A meeting was held at the Soviet Defense Ministry to devise a motorcycle suitable for the Red Army. After suspending the Winter War with Finland, the Red Army wanted to modernize its equipment. The motorcycles used up to that point were unsatisfactory; their technology was outdated, and the manufacturing quality was inadequate to endure the harsh Russian climate and terrain.
The motorcycle was “modeled after a late-1930s BMW sidecar bike called the R71, which Nazi Germany provided to the Soviet Union after the countries signed the nonaggression Molotov-Ribbentrop pact in 1939.”
According to official accounts, after a lengthy discussion, the BMW R71 motorcycle was found to match the Red Army’s requirements closely. Five units were covertly purchased through Swedish intermediaries. Soviet engineers in Moscow dismantled the five BMWs, reverse-engineered the BMW design in every detail, and made molds and dies to produce engines and gearboxes in Moscow. Early in 1941, the prototypes of the Dnepr M-72 motorcycle were shown to Stalin, who decided to enter mass production. One of the original BMWs purchased through the Swedish intermediaries survives and is displayed in the IMZ-Ural factory museum.
In 1941, BMW began series production of the R75 and ended production of the R71.
The Moscow Motorcycle Plant was established as production escalated, producing hundreds of Russian M-72 sidecar motorcycles. The Nazi Blitzkrieg was so fast and effective that Soviet strategists worried the Moscow factory was within range of German bombers. The decision was made to move the motorcycle plant east, out of bombing range, and into the resource-rich Ural Mountain Region. The site chosen was the town of Irbit, located on the fringe of Siberia in the Ural Mountains. Irbit had been an important trade center in Russia, the location of the second-largest fair in Russia before the Revolution of 1917.
The only available substantial building was a brewery outside of town, beyond the railway line. It was converted into a research and development building to prepare for constructing a massive new facility to build the M-72 motorcycle. On October 25, 1942, the first batch of motorcycles went to the front. 9,799 M-72 motorcycles were delivered during WWII for reconnaissance detachments and mobile troops.
After WWII, the factory was expanded, and in 1950 the 30,000th motorcycle was produced.
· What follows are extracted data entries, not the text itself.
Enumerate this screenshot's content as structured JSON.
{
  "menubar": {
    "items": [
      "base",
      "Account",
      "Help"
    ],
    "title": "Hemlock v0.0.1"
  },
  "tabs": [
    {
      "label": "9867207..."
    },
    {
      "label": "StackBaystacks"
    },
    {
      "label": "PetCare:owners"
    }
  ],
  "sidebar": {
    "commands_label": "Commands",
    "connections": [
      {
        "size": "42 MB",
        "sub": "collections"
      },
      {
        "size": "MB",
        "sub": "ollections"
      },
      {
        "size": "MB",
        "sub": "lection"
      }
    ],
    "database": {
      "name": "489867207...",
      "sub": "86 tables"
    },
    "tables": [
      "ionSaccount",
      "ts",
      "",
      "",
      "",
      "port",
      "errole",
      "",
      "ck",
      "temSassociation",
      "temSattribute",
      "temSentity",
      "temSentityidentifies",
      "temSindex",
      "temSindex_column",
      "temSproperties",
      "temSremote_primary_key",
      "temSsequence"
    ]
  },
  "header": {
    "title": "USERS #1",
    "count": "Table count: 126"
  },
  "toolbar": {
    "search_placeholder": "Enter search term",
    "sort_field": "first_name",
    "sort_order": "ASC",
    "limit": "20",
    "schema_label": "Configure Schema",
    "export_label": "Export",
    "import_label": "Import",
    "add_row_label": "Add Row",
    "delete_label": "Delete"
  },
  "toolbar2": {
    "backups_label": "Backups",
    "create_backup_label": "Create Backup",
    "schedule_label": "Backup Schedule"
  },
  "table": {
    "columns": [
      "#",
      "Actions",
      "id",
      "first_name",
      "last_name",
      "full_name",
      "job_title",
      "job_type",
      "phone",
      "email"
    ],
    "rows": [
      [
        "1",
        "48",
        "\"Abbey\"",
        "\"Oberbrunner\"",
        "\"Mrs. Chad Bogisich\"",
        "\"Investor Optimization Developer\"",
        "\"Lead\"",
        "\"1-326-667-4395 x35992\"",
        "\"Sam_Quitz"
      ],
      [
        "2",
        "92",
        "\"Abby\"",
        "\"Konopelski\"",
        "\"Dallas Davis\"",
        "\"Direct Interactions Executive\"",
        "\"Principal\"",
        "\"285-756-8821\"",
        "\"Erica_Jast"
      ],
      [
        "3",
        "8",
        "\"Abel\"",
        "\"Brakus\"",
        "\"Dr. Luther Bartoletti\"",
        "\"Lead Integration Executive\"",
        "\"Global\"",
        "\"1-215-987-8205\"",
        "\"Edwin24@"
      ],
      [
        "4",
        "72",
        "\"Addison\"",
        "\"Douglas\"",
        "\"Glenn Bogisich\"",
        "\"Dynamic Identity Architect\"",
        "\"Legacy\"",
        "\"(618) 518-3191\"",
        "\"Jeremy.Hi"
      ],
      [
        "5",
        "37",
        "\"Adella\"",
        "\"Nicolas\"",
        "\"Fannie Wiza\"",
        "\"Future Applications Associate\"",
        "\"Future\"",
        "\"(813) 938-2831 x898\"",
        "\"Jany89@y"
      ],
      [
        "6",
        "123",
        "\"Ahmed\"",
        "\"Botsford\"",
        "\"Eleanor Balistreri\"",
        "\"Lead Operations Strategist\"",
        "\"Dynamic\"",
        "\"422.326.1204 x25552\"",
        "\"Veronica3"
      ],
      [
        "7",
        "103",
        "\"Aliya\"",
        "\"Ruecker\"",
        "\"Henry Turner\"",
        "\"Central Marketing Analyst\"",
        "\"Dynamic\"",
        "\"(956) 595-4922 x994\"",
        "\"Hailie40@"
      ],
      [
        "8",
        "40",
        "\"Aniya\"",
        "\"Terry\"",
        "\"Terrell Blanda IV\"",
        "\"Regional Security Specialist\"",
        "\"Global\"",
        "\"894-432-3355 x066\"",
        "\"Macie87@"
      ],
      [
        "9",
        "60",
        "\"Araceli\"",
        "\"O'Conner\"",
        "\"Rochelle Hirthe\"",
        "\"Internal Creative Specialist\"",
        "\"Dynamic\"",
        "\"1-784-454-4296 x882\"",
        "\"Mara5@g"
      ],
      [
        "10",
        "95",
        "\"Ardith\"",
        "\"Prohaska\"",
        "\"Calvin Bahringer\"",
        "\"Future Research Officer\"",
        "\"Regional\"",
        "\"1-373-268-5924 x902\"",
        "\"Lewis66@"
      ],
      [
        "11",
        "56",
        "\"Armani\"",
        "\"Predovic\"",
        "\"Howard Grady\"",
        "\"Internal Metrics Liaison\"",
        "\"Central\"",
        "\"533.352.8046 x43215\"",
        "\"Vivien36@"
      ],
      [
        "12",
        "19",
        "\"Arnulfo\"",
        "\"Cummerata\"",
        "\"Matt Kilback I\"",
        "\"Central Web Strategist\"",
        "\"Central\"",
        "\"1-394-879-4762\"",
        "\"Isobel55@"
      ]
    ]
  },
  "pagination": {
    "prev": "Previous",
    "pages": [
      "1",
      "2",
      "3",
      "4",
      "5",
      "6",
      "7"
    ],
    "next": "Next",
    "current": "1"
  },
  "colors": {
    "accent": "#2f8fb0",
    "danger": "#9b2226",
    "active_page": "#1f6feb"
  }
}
Initially, the “URAL” was built for the military only. In the late 1950s, the KMZ plant in Ukraine assumed the task of supplying the military, and the Irbit Motorcycle Works (IMZ) focused on making bikes for domestic consumers. In the late 1950s, the plant’s total production was turned to non-military production. One thousand nine hundred fifty-seven, the M-72 production lines were sold to the People’s Republic of China.
The export history of URALs started in 1953, at first, in developing countries. Between 1973 and 1979, Ural was one of the makes marketed by SATRA in the UK as Cossack motorcycles.